Common hemiplegia is rarely accompanied by hemianæsthesia.
It must not be forgotten that double hemiplegia may occur, in which case the symptoms are simply duplicated.
As regards the seat of the lesion in common hemiplegia, it may here be said, in general terms, that it is in the cerebral hemisphere opposite to the paralysis (with excessively rare exceptions which are susceptible of explanation), in its motor cortex, in the subjacent associated white fasciculi, or in the knee and caudal part of the internal capsule; the lesion may directly injure those parts or act upon them by compression.
(β) Crossed Hemiplegia (hémiplégia alterne).—In this form there is paralysis of many muscular groups on one side of the body, while the facial nerve or some other cranial nerve (or several cranial nerves together) show loss of innervation on the other side of the median line. Theoretically, therefore, there may be as many varieties of crossed hemiplegia as there are cranial nerves, but, practically, we meet only with a few forms, of which the following are the most common: (1) motor oculi (N. iii.) on one side, and body and face on the other; (2) facial nerve (N. vii.) on one side, and body on the other; (3) trigeminus nerve (N. v.) on one side (anæsthesia of face, paralysis of masticatory muscles), and body on the other; (4) abducens (N. vi.), facial (N. vii.), and acoustic (N. viii.) together on one side, and the body on the other. (5) With symptoms of No. i. we may have lateral hemianopia, dark half-fields on the same side as paralyzed extremities.
In crossed hemiplegias anæsthesia is more common; there is a strong tendency to bilateral extension of the paralysis, and neuro-retinitis is seldom absent before the close of life.
As regards the location of the lesion in crossed hemiplegias, it may be stated, in a general way, that it is in the base of the brain on one side of the median line, so placed as to directly injure one or more cranial nerves at their origin, and to compress or destroy the cerebral motor tract (pyramidal tract) above its decussation-point, and in some cases also the sensory tract in the crura, pons, and oblongata.4
4 For a statement of the exact seat of the lesion causing various forms of crossed hemiplegia, vide article on the [LOCALIZATIONS OF LESIONS IN THE NERVOUS SYSTEM].

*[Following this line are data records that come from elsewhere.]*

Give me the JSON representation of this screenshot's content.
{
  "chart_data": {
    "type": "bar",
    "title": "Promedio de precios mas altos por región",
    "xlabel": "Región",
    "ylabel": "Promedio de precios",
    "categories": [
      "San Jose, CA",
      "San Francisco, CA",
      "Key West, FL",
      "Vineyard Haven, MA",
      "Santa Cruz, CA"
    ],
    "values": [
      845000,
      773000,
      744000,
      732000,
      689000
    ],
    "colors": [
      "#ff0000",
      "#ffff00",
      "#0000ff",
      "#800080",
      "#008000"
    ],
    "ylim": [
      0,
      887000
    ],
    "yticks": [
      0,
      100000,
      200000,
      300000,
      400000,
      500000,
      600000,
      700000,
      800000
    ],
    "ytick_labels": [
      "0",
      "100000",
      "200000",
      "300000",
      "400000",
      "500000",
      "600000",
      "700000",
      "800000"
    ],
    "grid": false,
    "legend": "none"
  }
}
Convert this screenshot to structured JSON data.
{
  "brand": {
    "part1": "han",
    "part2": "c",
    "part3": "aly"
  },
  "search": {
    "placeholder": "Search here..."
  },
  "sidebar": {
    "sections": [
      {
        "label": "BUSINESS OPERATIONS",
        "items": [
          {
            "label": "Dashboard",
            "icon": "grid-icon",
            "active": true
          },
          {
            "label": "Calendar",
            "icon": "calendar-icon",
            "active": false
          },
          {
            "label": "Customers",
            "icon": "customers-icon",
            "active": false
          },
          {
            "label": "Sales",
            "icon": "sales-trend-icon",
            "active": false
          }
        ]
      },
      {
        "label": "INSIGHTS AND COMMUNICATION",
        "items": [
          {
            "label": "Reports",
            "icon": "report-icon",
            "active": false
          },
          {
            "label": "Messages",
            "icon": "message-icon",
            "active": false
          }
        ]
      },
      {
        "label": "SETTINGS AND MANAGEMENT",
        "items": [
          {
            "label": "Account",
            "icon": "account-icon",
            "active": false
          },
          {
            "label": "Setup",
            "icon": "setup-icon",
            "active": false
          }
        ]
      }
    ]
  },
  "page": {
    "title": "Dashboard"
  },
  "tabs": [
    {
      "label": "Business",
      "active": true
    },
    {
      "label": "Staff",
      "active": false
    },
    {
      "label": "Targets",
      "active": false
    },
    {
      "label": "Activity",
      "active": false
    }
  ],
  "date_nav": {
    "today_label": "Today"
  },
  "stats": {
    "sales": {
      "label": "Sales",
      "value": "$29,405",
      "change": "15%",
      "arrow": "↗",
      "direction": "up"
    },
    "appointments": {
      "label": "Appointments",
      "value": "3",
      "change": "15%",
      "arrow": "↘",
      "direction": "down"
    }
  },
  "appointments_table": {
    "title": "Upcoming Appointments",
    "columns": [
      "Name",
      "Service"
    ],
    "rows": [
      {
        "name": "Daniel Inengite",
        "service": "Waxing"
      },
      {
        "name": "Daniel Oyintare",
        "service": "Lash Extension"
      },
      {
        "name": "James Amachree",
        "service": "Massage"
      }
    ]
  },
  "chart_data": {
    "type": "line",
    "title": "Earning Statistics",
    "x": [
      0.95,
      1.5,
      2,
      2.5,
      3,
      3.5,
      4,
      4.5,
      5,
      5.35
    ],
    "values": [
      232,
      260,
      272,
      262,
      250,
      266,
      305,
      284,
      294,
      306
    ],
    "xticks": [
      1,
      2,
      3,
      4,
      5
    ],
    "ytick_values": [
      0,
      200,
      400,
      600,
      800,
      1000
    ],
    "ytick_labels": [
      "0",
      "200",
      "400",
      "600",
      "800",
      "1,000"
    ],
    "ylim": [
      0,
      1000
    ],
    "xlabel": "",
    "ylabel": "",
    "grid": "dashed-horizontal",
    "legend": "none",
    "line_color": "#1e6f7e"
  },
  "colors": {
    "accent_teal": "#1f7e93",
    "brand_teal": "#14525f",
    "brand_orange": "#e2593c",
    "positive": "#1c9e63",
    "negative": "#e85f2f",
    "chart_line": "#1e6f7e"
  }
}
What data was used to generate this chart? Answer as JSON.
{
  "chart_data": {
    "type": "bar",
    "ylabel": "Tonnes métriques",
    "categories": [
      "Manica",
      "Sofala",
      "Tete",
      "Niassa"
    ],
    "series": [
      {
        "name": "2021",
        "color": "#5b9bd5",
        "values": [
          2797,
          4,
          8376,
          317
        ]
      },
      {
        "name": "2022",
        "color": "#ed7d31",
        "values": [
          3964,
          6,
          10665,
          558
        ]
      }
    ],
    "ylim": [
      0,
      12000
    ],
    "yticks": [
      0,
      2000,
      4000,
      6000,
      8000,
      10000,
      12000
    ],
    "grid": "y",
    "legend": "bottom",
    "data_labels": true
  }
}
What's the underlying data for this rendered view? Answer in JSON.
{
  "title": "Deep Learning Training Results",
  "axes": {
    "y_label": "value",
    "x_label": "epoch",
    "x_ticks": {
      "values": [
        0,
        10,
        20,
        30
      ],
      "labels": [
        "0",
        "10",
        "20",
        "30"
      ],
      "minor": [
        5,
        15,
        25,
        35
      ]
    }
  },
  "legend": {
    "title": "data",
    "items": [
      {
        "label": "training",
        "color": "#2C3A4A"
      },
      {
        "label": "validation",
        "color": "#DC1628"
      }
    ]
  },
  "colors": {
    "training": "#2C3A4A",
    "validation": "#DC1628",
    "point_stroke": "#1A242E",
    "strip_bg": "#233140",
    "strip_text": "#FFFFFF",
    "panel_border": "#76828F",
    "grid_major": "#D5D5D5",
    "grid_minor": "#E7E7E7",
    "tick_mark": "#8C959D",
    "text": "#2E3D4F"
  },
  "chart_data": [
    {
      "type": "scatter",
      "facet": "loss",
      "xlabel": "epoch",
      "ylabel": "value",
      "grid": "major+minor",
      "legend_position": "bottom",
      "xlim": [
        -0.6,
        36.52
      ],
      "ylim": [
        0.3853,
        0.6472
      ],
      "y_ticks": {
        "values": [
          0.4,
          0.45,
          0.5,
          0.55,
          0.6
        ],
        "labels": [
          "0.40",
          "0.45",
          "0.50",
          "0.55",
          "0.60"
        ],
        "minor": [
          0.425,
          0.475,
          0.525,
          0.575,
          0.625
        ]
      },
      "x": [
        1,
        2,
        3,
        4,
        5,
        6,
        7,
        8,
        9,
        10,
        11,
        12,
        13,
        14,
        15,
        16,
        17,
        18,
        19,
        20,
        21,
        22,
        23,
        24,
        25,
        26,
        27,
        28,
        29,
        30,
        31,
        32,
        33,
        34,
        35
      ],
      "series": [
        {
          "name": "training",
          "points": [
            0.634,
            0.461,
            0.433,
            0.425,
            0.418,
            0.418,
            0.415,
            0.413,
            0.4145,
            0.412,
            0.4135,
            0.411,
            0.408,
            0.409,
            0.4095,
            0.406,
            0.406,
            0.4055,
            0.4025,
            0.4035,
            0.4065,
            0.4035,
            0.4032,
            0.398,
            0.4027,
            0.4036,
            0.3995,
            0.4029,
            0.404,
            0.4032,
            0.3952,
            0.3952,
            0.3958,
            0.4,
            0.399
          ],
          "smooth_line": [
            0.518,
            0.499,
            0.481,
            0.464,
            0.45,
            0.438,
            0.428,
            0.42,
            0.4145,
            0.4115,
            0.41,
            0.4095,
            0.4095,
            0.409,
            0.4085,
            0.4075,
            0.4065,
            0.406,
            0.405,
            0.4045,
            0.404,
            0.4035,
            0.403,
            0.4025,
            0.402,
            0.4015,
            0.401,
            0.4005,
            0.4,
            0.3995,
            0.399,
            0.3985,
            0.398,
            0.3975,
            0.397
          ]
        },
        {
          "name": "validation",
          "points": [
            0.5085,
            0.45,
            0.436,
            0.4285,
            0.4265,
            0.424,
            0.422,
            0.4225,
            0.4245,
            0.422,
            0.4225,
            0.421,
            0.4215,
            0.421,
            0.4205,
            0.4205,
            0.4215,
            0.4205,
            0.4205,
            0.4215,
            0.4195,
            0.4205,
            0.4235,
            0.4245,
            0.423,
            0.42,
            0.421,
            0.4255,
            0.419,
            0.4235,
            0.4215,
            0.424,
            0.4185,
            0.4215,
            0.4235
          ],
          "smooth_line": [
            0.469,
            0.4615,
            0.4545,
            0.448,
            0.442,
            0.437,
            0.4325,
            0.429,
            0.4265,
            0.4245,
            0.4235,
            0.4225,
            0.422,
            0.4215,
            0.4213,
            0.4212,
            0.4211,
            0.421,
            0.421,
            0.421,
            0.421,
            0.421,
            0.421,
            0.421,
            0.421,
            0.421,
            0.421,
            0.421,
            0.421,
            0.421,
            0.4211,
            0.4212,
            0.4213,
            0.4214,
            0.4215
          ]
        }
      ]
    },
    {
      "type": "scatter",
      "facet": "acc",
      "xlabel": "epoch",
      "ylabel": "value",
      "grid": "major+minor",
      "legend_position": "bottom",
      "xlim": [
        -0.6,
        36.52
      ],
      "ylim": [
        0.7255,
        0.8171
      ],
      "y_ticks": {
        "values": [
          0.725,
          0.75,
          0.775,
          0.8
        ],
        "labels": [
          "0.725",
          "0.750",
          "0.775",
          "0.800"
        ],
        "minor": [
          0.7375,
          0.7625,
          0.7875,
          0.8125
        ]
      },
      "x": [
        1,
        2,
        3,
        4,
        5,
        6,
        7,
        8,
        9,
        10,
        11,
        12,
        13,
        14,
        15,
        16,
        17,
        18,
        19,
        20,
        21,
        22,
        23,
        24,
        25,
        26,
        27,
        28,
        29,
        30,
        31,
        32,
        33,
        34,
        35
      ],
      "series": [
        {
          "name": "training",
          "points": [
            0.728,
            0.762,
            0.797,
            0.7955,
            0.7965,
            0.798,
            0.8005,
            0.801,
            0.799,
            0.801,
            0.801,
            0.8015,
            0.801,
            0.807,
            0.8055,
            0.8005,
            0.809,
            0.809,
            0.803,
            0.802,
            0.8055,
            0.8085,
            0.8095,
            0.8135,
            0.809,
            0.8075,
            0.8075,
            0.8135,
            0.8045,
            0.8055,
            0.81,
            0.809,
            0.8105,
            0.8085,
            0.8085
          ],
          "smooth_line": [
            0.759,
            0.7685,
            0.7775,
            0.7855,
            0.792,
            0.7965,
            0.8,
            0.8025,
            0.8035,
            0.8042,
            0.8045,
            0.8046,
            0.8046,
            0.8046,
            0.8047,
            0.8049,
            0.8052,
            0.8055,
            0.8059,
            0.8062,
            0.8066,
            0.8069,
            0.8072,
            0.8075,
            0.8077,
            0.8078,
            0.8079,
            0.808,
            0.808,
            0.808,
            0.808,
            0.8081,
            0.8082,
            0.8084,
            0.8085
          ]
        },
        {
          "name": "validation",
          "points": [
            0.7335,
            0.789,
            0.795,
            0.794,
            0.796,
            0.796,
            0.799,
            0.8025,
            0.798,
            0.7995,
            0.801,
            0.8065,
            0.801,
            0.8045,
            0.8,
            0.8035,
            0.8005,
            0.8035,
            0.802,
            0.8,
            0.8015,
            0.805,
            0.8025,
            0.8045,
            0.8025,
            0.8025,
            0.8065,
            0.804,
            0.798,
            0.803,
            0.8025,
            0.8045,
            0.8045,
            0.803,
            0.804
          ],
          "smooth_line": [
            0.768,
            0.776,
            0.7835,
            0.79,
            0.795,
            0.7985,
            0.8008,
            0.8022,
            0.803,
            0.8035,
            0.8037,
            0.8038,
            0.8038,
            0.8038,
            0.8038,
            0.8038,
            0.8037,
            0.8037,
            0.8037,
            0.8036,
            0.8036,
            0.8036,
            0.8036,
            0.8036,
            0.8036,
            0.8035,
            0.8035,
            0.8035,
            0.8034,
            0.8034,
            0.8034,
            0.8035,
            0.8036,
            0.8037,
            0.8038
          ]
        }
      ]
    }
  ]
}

(b) Spinal Hemiplegia.—In this type the face and head are normal, excepting in some cases the iris; the extremities and trunk are more or less paralyzed on one side, the loss of power being more evenly distributed (i.e. less distal) than in hemiplegia of cerebral origin. Often there is also anæsthesia, and this is always on the other side of the median line, involving more or less of the whole side. The coincidence of these symptoms below the head indicates positively that the lesion is in the spinal cord, involving one of its lateral halves. Where there is no anæsthesia, care must be taken not to confound the condition with that in which a cerebral lesion causes paralysis of one arm and leg (combined brachial and crural monoplegia).
(c) Paraplegia.—The loss of voluntary power involves one transverse half of the body, usually the caudal. When only the lower extremities are affected, the condition is designated simply a paraplegia; when all the parts below the head are paralyzed, the term cervical paraplegia is employed. Frequently, the bladder and rectum are paralyzed, and in some cases the thoracic muscles also, leaving inspiration to be performed by the diaphragm alone. Often there is coextensive anæsthesia.